Blog / Cubism: An Art Movement or the Power Behind Spendata?

Cubism: An Art Movement or the Power Behind Spendata?

The 20th-century art movement revolutionized traditional painting. Instead of limiting the representation of an object to two dimensions, it showed the viewer all the possible viewpoints of an object at once. Okay, so it may not be a perfect comparison, but Spendata’s “cubism” also brings a new perspective to the field of spend analysis.

One Cube vs. Many Cubes

The cube is a perfect metaphor for any multi-dimensional dataset, whether it’s spend data or any other data. It lets you slice, dice, and drill around, but, as any spend analyst will tell you, a single cube has its limitations. Why?

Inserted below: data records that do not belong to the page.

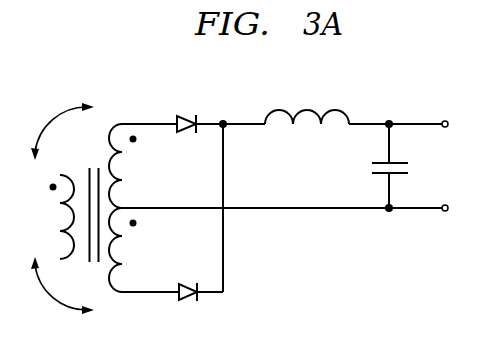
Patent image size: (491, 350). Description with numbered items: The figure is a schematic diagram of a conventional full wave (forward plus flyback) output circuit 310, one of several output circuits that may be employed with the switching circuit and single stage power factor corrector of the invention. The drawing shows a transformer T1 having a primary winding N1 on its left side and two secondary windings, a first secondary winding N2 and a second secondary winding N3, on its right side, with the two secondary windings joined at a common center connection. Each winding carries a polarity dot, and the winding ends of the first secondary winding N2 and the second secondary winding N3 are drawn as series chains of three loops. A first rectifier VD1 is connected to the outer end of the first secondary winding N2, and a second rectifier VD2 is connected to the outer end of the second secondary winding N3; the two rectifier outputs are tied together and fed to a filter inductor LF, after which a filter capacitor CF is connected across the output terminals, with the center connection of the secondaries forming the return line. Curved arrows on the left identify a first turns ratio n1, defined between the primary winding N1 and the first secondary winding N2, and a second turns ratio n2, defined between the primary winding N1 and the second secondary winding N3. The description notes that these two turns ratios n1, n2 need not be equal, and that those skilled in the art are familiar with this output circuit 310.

The full wave (forward+flyback) output circuit 310 is at (142, 90).
The transformer T1 is at (91, 202).
The primary winding N1 is at (52, 217).
The first secondary winding N2 is at (129, 166).
The second secondary winding N3 is at (132, 250).
The first rectifier diode VD1 is at (190, 111).
The second rectifier diode VD2 is at (189, 308).
The filter inductor LF is at (307, 104).
The filter capacitor CF is at (383, 166).
The first turns ratio n1 is at (60, 126).
The second turns ratio n2 is at (60, 292).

There is little point in lumping P-card data together with AP spending, and no point at all in struggling with the mismatch between AP data and commodity-specific invoice-level data. It’s like trying to solve a Rubik’s cube that only pivots in one direction, which is why Spendata lets its users quickly create cubes, explore them, and discard them.

Bottom Line

The old idea of “one cube to rule them all” never works for the analyst. It just works for the “map and dump” service companies that perform data manipulation and mapping offline, then load the result into a hosted BI tool with pre-formatted dashboards and reports. One-cube solutions frustrate those who want the power to create, modify, explore and throw away cubes at will; or change rules, build new dimensions, and add data whenever they want.